Mother Jones has a feature article about Lou Dobbs conversion to an anti-corporate position. It's an interesting read, although I agree with very little of what Dobbs has to say.
"You have to understand," Dobbs continued. "I'm a guy who believed in the system. I truly believed that if a person was running a Fortune 500 company, that he was playing by the rules. That disappointment, that failure to live up to standards, is something I think we all share. It drove me ballistic."
Point taken. I consider myself fairly "anti-Wall Street" but I see no need to expand that to corporations in general. Just as those on the left would argue that you don't abandon the welfare system just because a portion of the beneficiaries game it, I would argue that you shouldn't hold all corporations responsible for the ethical lapses of the few. Sure, companies do lots of stupid things, but so do governments, non-profits, and any institution that is composed of people.

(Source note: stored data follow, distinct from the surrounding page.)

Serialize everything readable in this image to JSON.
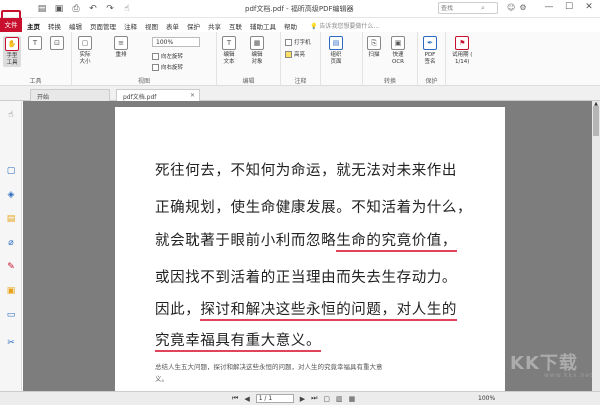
{
  "window": {
    "title": "pdf文档.pdf - 福昕高级PDF编辑器",
    "search_placeholder": "查找"
  },
  "menu": {
    "file": "文件",
    "items": [
      "主页",
      "转换",
      "编辑",
      "页面管理",
      "注释",
      "视图",
      "表单",
      "保护",
      "共享",
      "互联",
      "辅助工具",
      "帮助"
    ],
    "tell_me": "告诉我您想要做什么..."
  },
  "ribbon": {
    "groups": {
      "tools": "工具",
      "view": "视图",
      "edit": "编辑",
      "comment": "注释",
      "convert": "转换",
      "protect": "保护"
    },
    "buttons": {
      "hand": "手型\n工具",
      "actual_size": "实际\n大小",
      "reflow": "重排",
      "zoom": "100%",
      "rotate_left": "向左旋转",
      "rotate_right": "向右旋转",
      "edit_text": "编辑\n文本",
      "edit_object": "编辑\n对象",
      "typewriter": "打字机",
      "highlight": "高亮",
      "organize": "组织\n页面",
      "scan": "扫描",
      "ocr": "快速\nOCR",
      "pdf_sign": "PDF\n签名",
      "trial": "试用期 (\n1/14)"
    }
  },
  "tabs": {
    "start": "开始",
    "doc": "pdf文档.pdf"
  },
  "document": {
    "lines": [
      "死往何去，不知何为命运，就无法对未来作出",
      "正确规划，使生命健康发展。不知活着为什么，",
      "就会耽著于眼前小利而忽略",
      "或因找不到活着的正当理由而失去生存动力。",
      "因此，",
      "究竟幸福具有重大意义。"
    ],
    "underline_1": "生命的究竟价值，",
    "underline_2": "探讨和解决这些永恒的问题，对人生的",
    "underline_3_prefix": "究竟幸福具有重大意义。",
    "caption_1": "总结人生五大问题，探讨和解决这些永恒的问题，对人生的究竟幸福具有重大意",
    "caption_2": "义。"
  },
  "status": {
    "page": "1 / 1",
    "zoom": "100%"
  },
  "watermark": {
    "main": "KK下载",
    "sub": "www.kkx.net"
  }
}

Corporate America puts up with lots of bad press, yet no one ever points out that these are the places most people work. If they go, so do the jobs. I mean, we can't all work for the government, as nice as that may sound to some pundits. The way to fix a system like this is to change the incentive structure, or to increase information flow so that interested parties can make better decisions. Laws and regulations too often fix one problem but cause a new one, which is why I say use the carrot, not the stick.
And anyway, there are plenty of young businesspundits like myself who see business as a noble calling – one that is fun and full of challenging problems. As we climb the corporate ranks, I think we will build a very different corporate culture over the next 20 years.